Sports Call - The Rugby Championship kicks off this weekend but it seems about as interesting as a magician on the radio.
The All Blacks play the Wallabies in Sydney tomorrow night in what also doubles as the opening Bledisloe Cup test.
But are the All Blacks on a hiding to nothing this series?
They need to win decisively after what will go down as a disappointing drawn series against the British and Irish Lions, where they were expected to win but were unable to cope with the Lions suffocating defence.
The Lions refused to let the All Blacks play an expansive game and the Wallabies, South Africans and Pumas will no doubt have been taking copious notes and be looking to copy that approach.
While other teams may see the system as a blueprint for how to play against the world champions, first five Beauden Barrett said this week the All Blacks had already come up with ways of exploiting the space it can offer.
"Some teams in Super Rugby adopted that style of defence too, and we do understand it puts the person with the ball under a bit more pressure," Barrett said.
"But ... there are opportunities elsewhere," he said.
The question though is whether any of those sides have the ability and discipline to be as effective.
Of their 15 tests last year the Wallabies won just six.
This year hasn't been much better. There have been wins over Fiji and Italy, with a loss to Scotland.
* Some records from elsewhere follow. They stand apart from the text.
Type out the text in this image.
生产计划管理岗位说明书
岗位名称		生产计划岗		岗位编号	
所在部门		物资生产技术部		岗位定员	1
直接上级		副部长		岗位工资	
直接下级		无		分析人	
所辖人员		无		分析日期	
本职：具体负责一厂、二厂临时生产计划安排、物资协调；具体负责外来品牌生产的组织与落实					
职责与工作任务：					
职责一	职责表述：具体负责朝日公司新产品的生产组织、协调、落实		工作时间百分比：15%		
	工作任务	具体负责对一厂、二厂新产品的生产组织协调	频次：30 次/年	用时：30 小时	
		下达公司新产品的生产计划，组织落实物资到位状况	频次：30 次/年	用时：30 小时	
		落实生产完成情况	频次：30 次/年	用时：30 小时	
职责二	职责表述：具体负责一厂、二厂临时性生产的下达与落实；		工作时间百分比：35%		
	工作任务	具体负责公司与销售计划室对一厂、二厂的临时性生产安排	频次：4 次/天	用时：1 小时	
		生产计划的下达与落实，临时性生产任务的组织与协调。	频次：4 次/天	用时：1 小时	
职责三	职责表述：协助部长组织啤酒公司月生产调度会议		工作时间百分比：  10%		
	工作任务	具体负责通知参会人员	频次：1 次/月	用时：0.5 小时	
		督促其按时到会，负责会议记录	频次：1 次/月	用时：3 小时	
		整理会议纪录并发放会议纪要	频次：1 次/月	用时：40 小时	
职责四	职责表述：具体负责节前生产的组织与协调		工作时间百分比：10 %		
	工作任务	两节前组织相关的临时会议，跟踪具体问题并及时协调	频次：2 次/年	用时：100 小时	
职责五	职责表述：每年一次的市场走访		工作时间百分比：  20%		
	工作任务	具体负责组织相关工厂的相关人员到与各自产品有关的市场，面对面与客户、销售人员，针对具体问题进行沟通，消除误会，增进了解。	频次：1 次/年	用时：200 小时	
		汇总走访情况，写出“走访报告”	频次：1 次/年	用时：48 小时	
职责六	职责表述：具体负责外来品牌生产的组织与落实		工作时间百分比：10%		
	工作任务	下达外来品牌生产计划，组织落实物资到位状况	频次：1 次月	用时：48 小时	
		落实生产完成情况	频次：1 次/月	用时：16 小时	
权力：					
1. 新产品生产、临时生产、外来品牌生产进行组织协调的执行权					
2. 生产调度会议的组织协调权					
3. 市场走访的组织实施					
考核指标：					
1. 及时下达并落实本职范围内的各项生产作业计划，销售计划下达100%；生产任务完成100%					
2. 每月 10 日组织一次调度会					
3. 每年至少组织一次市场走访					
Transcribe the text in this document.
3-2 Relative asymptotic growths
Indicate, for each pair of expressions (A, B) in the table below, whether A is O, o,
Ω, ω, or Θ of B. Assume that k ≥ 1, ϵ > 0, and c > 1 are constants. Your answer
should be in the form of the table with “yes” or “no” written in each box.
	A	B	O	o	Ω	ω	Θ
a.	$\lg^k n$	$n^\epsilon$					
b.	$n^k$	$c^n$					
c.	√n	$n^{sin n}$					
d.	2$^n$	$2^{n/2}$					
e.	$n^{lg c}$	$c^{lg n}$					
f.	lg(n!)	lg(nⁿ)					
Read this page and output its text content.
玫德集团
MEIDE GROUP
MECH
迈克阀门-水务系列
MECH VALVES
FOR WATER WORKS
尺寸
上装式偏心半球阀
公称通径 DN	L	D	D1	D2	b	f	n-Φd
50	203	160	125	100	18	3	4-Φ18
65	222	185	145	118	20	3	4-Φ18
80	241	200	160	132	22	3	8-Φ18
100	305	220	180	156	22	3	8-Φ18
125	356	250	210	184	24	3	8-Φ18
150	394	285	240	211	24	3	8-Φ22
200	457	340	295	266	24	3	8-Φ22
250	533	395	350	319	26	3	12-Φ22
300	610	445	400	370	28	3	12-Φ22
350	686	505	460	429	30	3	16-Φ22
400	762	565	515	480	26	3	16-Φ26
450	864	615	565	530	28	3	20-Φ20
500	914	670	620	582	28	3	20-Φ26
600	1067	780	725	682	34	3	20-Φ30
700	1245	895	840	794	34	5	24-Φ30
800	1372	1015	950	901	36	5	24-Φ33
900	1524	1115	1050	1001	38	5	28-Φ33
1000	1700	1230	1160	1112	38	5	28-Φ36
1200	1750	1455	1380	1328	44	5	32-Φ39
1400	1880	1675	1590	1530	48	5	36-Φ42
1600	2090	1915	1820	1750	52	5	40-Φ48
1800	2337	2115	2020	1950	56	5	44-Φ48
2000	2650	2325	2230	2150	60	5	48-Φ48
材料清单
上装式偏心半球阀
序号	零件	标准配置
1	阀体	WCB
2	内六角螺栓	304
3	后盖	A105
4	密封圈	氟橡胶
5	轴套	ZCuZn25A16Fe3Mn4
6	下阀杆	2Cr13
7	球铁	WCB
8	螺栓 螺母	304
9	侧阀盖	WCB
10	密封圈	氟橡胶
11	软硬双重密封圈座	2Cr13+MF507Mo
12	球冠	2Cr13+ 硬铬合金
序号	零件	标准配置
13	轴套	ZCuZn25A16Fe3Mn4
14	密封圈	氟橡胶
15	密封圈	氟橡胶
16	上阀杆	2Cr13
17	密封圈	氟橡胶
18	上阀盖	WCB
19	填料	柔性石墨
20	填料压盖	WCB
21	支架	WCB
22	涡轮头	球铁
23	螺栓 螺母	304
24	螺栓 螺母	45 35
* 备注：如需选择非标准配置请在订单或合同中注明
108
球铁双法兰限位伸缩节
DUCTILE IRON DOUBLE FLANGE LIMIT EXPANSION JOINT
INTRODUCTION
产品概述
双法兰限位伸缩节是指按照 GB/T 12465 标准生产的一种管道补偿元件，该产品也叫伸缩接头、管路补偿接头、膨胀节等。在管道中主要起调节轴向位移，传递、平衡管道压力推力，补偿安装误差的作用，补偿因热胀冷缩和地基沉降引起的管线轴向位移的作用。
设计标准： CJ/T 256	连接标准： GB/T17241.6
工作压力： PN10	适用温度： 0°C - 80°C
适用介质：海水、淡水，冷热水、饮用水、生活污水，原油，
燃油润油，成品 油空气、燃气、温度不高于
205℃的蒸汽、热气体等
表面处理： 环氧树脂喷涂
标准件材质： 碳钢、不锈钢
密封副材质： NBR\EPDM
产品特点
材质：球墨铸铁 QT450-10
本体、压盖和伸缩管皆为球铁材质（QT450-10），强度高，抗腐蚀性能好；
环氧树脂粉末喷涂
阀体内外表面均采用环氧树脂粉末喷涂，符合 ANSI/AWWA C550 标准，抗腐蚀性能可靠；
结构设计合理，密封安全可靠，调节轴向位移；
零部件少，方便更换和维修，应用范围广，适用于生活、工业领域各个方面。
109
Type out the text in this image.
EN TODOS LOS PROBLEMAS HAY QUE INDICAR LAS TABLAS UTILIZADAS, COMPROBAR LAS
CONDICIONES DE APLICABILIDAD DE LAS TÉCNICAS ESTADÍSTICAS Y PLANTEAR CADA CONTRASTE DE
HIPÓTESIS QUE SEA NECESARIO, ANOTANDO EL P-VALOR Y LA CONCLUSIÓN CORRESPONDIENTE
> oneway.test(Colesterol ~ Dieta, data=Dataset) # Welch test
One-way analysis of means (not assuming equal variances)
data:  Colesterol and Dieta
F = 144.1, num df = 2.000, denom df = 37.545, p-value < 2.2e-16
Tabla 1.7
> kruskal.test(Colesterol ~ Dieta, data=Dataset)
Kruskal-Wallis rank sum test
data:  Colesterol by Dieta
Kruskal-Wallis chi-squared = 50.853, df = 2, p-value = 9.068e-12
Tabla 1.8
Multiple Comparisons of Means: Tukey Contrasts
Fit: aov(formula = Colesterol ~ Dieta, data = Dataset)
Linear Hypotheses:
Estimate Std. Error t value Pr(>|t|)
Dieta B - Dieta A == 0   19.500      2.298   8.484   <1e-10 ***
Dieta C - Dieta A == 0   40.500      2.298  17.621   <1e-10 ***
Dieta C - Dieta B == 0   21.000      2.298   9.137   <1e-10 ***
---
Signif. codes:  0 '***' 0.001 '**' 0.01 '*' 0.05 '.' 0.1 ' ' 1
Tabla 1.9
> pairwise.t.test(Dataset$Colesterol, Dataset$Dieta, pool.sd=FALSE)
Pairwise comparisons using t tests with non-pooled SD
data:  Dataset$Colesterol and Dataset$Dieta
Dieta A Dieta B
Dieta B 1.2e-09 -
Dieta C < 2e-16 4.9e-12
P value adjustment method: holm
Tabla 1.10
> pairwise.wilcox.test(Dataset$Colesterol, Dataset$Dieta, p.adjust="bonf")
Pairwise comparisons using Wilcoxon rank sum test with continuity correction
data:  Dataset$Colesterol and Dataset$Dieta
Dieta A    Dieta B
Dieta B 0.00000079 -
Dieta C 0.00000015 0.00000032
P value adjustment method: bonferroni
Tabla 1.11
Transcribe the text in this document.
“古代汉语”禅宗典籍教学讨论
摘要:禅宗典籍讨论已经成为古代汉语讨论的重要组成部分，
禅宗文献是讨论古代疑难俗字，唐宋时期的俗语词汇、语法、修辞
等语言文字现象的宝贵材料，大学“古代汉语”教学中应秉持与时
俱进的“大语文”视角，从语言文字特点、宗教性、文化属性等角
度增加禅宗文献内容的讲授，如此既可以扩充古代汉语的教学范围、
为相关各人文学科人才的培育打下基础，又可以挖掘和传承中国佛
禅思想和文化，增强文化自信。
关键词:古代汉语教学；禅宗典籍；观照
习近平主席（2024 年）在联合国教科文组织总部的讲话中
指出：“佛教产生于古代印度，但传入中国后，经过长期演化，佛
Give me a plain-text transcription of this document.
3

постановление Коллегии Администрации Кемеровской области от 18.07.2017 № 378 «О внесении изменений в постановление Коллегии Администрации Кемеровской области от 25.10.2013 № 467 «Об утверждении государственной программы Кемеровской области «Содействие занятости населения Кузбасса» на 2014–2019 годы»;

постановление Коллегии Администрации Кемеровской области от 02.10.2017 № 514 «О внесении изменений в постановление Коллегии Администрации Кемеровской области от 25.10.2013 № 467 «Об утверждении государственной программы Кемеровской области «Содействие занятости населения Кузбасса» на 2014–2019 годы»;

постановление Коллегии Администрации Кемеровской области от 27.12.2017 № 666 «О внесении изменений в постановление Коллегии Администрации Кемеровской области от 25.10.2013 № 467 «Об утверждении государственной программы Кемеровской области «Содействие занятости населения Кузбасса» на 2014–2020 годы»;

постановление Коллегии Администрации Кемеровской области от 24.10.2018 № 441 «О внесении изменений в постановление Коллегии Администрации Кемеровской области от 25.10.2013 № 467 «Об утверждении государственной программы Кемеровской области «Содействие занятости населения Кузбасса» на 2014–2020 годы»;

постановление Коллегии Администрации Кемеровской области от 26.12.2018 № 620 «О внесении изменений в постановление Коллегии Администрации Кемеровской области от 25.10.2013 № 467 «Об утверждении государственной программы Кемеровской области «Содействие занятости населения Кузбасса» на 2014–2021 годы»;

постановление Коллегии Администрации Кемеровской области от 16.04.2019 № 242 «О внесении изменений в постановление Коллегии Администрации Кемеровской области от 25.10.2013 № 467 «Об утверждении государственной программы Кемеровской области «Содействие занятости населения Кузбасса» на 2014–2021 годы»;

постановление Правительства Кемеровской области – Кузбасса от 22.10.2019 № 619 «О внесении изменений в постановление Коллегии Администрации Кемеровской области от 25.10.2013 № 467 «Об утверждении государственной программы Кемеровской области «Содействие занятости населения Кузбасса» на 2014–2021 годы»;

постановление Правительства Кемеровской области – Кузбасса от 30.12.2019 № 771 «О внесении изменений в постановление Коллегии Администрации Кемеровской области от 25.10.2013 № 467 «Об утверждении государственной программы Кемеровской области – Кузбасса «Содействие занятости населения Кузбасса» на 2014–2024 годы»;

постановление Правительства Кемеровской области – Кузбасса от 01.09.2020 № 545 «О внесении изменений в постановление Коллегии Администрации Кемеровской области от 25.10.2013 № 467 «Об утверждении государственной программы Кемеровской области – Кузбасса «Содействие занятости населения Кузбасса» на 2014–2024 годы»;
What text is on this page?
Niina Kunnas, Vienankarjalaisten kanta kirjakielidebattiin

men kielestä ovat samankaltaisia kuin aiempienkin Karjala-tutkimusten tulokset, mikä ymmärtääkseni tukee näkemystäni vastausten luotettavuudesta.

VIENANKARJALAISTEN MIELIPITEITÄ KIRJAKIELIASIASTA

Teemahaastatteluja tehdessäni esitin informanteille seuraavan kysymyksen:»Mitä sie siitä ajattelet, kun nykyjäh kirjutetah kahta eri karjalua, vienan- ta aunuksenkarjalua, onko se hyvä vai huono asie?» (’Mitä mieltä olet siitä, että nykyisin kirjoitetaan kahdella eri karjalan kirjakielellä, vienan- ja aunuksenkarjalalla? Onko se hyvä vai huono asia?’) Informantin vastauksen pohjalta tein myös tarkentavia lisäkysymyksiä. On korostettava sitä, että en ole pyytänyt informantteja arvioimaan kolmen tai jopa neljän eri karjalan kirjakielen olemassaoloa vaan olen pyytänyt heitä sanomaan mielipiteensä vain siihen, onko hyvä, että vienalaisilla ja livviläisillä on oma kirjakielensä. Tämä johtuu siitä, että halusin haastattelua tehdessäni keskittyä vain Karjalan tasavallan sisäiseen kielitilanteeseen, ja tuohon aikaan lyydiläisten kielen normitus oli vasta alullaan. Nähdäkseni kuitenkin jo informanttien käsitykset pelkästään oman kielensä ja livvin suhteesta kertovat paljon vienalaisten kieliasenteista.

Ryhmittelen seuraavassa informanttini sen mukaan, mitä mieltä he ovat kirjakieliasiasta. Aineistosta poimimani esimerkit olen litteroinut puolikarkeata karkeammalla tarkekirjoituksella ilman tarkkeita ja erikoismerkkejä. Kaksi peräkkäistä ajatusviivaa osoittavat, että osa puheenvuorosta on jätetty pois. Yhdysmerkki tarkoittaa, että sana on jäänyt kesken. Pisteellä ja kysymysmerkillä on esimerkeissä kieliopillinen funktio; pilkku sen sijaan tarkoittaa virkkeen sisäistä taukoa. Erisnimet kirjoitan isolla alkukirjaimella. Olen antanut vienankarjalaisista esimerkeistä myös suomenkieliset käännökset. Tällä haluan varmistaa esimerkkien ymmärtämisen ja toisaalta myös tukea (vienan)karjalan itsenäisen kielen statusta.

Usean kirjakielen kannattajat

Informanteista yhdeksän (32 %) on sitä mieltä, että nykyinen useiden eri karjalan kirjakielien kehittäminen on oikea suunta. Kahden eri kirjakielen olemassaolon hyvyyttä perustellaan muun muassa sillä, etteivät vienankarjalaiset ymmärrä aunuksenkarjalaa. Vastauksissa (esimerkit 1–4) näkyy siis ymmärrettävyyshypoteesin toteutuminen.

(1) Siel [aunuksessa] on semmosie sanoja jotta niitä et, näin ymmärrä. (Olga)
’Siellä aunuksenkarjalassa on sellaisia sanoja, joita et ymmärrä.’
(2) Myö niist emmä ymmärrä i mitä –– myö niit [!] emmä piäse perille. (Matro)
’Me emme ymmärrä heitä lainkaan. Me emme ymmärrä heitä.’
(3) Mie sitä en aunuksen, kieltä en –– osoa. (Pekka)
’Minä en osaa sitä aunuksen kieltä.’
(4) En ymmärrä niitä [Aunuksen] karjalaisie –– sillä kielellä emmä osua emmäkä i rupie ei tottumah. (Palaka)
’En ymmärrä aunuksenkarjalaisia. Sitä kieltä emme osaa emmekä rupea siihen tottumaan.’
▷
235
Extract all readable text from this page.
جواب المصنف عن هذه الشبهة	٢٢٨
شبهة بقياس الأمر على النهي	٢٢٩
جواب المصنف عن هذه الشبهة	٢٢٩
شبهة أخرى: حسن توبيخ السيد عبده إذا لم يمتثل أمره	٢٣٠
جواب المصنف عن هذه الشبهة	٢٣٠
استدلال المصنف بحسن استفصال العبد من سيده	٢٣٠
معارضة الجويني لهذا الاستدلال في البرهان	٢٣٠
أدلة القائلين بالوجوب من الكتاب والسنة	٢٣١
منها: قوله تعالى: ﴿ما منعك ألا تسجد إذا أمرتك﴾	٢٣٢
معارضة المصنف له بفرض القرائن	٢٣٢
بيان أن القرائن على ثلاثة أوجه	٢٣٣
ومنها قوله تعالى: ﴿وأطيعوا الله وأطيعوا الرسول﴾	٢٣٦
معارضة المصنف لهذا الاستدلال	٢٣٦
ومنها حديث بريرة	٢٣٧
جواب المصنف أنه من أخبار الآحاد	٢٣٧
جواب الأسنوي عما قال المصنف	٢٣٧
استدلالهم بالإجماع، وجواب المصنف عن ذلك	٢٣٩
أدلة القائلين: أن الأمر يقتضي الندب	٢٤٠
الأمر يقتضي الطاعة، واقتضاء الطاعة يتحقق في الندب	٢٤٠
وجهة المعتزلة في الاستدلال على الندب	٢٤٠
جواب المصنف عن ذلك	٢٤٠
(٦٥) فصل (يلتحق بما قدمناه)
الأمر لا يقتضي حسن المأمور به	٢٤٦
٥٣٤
The Springboks aren't much better. Yes, they enjoyed a 3-nil series win over France in June.
But it was only last November that they were humbled by Wales, Italy and England.
The month before that they lost 57-15 to the All Blacks.
In a column for the Super Sport website in South Africa, journalist Brenden Nel said "the Boks still have a way to go, (but) the damage inflicted by the two Lions' brands on the Kiwi dominance is an encouraging sign.
"It may drive the New Zealanders mad to know they cannot simply accept victory as a given, no matter how good they have been in the past.'
He's right. Victory is no longer a given.
As bitter as the pill may be to swallow Lions coach Warren Gatland got one over Hansen and co and the All Blacks coach won't be about to let that happen again.
Another factor too is that the Wallabies, Springboks and Argentina simply aren't in the same league as the Lions.
Australian rugby is at its nadir.
None of the Australian Super rugby side's managed to chalk up a win over a New Zealand opponent in 26 matches this season.
Now Super Rugby form doesn't automatically transfer into test results, but not a single win from 26 games? That has to hurt.
On top of that, eight players in the Wallabies won't know just where they'll be playing their Super Rugby next year, after the Australian Rugby Union axed the Perth based Western Force from the competition - although that decision is now being appealed.
The All Blacks are caught between a rock and a hard place.
They need to win and win convincingly.
If they can't see off Australian and South African sides that are far from their peak, it'll only add to the suggestion that the All Blacks aren't the side they have been for the past few years.
Perhaps the re-ignition of the Aaron Smith sex scandal has added a little spice to the competition after all.